I would propose the same reply to , “what do you think about capitalism?”  It would be a good idea.

Much of the criticism that has been focused on capitalism is undeserved.  The problem was less deregulation than the failure of regulation to keep up with financial innovation.  Capitalism requires regulation just as democracy requires laws and courts.

So much of this financial meltdown was caused by poor regulation and government policy, and their interference with capitalistic enterprise, yet few proposals at regulatory reform address the government’s role.

When a large enterprise is deemed too big to fail and carries an implicit government guarantee, it faces a much lower cost of risk than its smaller competitors who cannot depend on government sharing its losses.  This weakens the independent bankers and financial institutions. It weakens the system.

When the FDIC insures the weak as well as the strong, we will invest in the higher paying CDs at weaker institutions because the government bears the risk. The sounder banks suffer.

Capitalism is mischaracterized even by its defenders. It is not about greed. Greed existed long before capitalism and will exist long after a better system is found. It is not about self interest which may just be a less offensive form of greed.

Capitalism is about the competition of ideas.  Good ideas much be allowed to succeed, but more importantly bad ideas must be allowed to fail. The capital will thus be redeployed to generate more innovative and competitive ideas.

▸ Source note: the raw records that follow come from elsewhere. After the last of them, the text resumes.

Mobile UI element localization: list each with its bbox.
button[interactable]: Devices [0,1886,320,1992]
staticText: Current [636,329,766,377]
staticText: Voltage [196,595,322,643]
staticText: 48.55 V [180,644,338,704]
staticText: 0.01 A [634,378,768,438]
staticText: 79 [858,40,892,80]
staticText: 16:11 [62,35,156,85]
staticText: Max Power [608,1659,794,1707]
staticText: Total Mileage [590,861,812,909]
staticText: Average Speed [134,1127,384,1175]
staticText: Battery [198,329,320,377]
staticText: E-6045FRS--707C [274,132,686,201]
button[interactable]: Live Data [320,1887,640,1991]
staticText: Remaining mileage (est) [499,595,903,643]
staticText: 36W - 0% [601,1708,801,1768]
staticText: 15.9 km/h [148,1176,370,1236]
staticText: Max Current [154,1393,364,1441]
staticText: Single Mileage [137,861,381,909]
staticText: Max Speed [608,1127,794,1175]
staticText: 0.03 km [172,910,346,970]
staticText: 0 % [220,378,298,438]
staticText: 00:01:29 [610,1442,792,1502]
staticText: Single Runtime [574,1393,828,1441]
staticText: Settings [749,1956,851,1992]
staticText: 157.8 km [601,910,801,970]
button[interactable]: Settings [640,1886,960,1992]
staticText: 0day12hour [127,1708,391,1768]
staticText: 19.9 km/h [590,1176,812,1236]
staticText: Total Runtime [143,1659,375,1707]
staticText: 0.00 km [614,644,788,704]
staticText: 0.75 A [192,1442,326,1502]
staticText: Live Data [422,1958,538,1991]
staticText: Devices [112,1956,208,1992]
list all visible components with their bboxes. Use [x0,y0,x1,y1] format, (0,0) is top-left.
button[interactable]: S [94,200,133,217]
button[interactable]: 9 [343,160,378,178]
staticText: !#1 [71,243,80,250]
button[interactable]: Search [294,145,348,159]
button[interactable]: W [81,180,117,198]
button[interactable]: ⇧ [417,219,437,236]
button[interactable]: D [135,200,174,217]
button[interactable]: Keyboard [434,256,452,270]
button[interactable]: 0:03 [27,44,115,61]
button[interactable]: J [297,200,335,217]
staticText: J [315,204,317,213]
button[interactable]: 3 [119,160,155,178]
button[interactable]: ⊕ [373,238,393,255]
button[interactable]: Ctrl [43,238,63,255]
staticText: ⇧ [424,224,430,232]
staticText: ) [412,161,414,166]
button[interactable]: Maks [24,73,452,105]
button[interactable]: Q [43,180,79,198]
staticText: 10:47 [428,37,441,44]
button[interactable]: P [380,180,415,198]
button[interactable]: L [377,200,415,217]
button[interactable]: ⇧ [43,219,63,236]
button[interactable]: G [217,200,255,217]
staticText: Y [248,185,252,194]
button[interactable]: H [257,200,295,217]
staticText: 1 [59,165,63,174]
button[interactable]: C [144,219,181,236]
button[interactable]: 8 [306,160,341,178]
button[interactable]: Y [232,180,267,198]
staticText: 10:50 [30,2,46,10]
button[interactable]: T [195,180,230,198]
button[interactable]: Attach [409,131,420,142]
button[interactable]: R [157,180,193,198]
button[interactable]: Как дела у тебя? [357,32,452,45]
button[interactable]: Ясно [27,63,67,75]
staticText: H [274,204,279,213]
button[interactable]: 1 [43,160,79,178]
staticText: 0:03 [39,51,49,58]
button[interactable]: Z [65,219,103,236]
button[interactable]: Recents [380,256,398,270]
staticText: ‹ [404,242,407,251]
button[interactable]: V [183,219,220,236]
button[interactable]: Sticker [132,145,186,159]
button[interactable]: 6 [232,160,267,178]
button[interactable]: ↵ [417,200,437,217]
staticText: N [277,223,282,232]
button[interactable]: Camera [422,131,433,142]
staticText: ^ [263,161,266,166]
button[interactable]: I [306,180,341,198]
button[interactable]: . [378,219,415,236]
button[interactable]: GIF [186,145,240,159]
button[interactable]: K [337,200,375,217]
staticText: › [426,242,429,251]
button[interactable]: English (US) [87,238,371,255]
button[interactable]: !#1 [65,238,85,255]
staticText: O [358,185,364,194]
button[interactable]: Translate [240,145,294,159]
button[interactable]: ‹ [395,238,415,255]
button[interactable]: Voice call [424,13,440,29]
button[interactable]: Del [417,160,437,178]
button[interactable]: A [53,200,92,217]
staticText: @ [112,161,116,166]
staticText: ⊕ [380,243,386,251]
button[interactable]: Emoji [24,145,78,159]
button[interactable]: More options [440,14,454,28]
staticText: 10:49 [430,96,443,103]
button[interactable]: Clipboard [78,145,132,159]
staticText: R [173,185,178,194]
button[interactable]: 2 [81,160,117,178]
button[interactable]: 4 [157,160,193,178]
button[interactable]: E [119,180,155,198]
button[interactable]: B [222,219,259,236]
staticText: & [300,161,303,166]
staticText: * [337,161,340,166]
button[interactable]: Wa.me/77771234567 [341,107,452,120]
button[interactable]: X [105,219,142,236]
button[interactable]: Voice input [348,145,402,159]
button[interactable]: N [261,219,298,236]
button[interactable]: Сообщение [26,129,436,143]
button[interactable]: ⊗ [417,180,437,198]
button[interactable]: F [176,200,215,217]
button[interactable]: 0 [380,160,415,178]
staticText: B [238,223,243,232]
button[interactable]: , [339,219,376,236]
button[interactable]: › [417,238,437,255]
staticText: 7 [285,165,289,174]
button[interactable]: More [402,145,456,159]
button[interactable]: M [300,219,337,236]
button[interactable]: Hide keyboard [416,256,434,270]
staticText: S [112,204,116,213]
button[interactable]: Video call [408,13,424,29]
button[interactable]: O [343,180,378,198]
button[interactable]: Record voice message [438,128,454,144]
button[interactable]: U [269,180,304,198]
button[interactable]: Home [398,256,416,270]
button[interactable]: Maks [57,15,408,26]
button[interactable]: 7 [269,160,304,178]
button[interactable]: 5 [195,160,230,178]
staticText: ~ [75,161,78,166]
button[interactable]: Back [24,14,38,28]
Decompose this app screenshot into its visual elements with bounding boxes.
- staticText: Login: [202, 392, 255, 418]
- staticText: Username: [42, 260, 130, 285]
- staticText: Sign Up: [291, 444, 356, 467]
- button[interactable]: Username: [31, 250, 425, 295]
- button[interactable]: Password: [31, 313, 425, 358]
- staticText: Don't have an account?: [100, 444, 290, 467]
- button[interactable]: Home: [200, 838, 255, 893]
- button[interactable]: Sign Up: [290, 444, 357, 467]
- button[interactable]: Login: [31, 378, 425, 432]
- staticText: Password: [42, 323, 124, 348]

Central planning, socialism, or excessive regulation is the opposite of competition;  these forms of elitism force homogenized ideas on everyone alike.  If the governing elite picks great ideas then everything is wonderful, but if they pick bad ideas financial catastrophe results.  Since the elite will only know a fraction of what everyone in society knows the chance of them ‘picking’ a better system than the competition of the market place is nil.

Lessons of this financial period will be woefully incomplete if we omit the analysis on the regulations that caused the problem and focus only on the absence of regulations that could have prevented it.